Trying to compile my code with the following command: g++ Error.cpp -Wall -std=c++0x -o filename
I get a warning: Error.cpp:40:30: warning: unused variable ‘ostr’ [-Wunused-variable]

I've seen that the -Wall can be removed to suppress warnings but i don't want to do that. I want to put something in my code to work around it. Only been coding for ~6 months btw.

// Error.cpp

#define _CRT_SECURE_NO_WARNINGS 
// Tried using #define _CRT_UNUSED then doing _CRT_UNUSED(ostr) down below
#include <iomanip>
#include <iostream>
#include <cstring>
#include "Error.h"

void Error::message(const char* errorMessage) {
    clear();
    m_message = new char[strlen(errorMessage) + 1];
    strcpy(m_message, errorMessage);
}

void Error::operator=(const char* errorMessage) {
    message(errorMessage);
}

Error::operator const char*() const {
    return m_message;
}

Error::operator bool() const {
    return m_message == nullptr;
}

std::ostream& ict::operator<<(ostream& ostr, const Error& E) {
    (void)ostr; // This didn't work, i still get the warning with or without it
    if (!bool(E)) { const char*(ostr); }
    return ostr;
}

EDIT: Yes line 40 is the line with the if. For some reason i had thought that const char*(ostr) would place m_message inside ostr and then it could be returned and outputted elsewhere. I didn't recognize that i was just creating a useless variable in the if statement, thought my operator overload would come into play though i'm not 100% sure if i'm using it correctly...

Answer 1

As this live example shows, the problem is not the function parameter ostr: that one is used by the return statement.
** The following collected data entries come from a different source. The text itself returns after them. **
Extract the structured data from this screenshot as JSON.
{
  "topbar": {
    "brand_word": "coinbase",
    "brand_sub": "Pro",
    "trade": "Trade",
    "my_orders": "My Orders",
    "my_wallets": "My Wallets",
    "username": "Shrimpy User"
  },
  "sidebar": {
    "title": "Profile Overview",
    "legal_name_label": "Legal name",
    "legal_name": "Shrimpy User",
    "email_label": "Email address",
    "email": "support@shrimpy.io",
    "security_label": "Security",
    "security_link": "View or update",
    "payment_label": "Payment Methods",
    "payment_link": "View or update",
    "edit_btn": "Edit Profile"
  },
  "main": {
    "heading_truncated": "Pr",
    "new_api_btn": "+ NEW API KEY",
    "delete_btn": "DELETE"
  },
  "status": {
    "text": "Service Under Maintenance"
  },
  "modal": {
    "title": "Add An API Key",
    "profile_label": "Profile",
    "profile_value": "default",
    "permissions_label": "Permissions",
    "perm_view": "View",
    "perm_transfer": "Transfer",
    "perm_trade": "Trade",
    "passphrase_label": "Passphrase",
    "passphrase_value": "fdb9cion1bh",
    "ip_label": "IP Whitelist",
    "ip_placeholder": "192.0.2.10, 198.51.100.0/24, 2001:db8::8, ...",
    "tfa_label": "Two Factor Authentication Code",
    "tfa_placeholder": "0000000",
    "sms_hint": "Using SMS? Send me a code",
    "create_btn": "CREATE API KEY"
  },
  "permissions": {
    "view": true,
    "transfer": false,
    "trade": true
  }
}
The problem is the local variable ostr of type const char * which you're declaring inside the if:

if (!bool(E)) { const char*(ostr); }

The parentheses are legal, but redundant: that line is equivalent to this:

if (!bool(E)) { const char *ostr; }

You're declaring a local variable (which happens to hide the function parameter), and not using it for anything.

If you want to stream the message from E into ostr, you'll have to do this:

if (!bool(E)) { ostr << static_cast<const char*>(E); }